Privacy chief criticizes partial suppression of N.S. jail death report

Nova Scotia's freedom-of-information law is becoming "an exercise in frustration," the privacy commissioner said after the government partially rejected her recommendations on a report on Clayton Cromwell's death.

Efforts to see internal report about death of Clayton Cromwell extend back to December 2014

Catherine Tully is Nova Scotia's information and privacy commissioner. (CBC)

Nova Scotia's freedom-of-information law is becoming "an exercise in frustration," the privacy commissioner said after the government partially rejected her recommendations on a report on a man's jailhouse death.

Commissioner Catherine Tully told the Justice Department it should provide The Canadian Press with most of an internal report into how 23-year-old Clayton Cromwell died from a methadone overdose at the Burnside jail in April 2014, other than names of prisoners and guards.

The efforts to see the internal report extend back to December 2014.

Tully said the province failed to provide evidence to back its claims that releasing the report would harm law enforcement and the security of the Dartmouth, N.S., facility, endanger the life of officers, or be "detrimental" to the custody of inmates.

Clayton Cromwell, 23, died from a methadone overdose in April 2014, even though he wasn't prescribed the drug. (The Canadian Press)

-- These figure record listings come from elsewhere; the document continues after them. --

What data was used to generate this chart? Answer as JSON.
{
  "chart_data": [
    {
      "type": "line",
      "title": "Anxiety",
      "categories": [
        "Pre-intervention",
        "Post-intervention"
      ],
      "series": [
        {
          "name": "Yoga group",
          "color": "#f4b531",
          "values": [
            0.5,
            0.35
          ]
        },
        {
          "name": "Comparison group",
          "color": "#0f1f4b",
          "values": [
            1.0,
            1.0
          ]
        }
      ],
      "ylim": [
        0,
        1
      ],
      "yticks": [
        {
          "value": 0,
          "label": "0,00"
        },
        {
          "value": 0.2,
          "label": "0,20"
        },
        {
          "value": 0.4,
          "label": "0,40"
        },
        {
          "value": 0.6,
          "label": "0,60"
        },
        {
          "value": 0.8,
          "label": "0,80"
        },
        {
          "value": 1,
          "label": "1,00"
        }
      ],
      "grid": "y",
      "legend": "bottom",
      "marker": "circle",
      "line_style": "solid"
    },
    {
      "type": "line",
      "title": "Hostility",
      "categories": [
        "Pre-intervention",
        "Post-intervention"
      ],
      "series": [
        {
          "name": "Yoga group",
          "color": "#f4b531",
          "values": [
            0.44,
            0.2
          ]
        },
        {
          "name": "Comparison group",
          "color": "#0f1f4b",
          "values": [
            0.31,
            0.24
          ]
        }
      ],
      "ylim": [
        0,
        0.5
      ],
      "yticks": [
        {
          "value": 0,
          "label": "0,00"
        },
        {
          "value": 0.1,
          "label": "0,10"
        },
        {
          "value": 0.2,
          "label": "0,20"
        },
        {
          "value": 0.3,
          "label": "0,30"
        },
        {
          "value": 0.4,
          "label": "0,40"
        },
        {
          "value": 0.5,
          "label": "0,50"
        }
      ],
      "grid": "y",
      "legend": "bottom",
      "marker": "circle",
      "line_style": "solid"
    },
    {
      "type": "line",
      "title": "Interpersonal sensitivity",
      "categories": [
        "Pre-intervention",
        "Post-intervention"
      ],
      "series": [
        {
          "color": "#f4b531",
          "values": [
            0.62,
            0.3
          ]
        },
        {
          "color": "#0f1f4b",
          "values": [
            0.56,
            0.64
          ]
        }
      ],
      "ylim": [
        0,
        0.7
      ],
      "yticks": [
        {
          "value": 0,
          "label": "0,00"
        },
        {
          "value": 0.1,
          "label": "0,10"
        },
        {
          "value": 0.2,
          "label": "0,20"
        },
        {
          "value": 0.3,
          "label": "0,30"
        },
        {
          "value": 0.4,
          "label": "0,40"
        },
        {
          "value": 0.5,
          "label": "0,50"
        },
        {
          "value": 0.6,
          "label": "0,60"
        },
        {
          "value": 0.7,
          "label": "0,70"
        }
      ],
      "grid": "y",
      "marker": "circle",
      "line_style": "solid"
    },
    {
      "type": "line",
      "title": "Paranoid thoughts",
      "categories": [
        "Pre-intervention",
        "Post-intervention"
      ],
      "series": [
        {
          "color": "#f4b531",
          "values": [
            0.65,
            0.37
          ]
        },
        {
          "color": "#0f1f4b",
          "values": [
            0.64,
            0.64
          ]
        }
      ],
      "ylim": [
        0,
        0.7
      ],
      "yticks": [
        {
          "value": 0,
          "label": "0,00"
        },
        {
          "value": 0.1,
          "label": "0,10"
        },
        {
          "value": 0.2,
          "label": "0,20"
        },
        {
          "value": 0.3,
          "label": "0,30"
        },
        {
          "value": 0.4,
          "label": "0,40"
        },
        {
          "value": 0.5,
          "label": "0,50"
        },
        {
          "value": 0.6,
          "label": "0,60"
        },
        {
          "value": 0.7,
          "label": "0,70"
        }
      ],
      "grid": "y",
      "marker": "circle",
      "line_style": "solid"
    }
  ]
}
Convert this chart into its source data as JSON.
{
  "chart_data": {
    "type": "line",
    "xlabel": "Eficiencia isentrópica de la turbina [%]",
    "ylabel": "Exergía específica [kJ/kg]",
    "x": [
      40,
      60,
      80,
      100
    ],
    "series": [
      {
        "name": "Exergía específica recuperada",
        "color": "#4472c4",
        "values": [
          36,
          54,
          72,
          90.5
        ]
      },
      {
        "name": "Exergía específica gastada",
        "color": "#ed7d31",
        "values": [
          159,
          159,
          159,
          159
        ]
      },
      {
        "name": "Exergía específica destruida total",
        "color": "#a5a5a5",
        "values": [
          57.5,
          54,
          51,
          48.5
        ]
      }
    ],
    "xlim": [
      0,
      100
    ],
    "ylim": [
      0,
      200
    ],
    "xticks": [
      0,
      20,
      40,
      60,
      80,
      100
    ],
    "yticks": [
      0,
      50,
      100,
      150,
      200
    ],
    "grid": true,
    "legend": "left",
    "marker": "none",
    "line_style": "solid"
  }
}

The commissioner said the province has told her it is now willing to release some of the report, but will continue to apply exemptions, and Tully said it's still unclear how much of the document will be provided.

She said the case illustrates how the freedom of information act isn't working well because the province isn't providing evidence to back its arguments, then is rejecting her findings after she recommends release due to the lack of evidence.

Tully said that forces some applicants to abandon their effort because of the heavy expense of a court appeal, and leaves many applicants wondering what the point of her review process was.

Justice Minister Mark Furey said the partial refusal is about "striking a balance" between the public's access to information and protecting what he refers to as the "safe functionality" of the institution.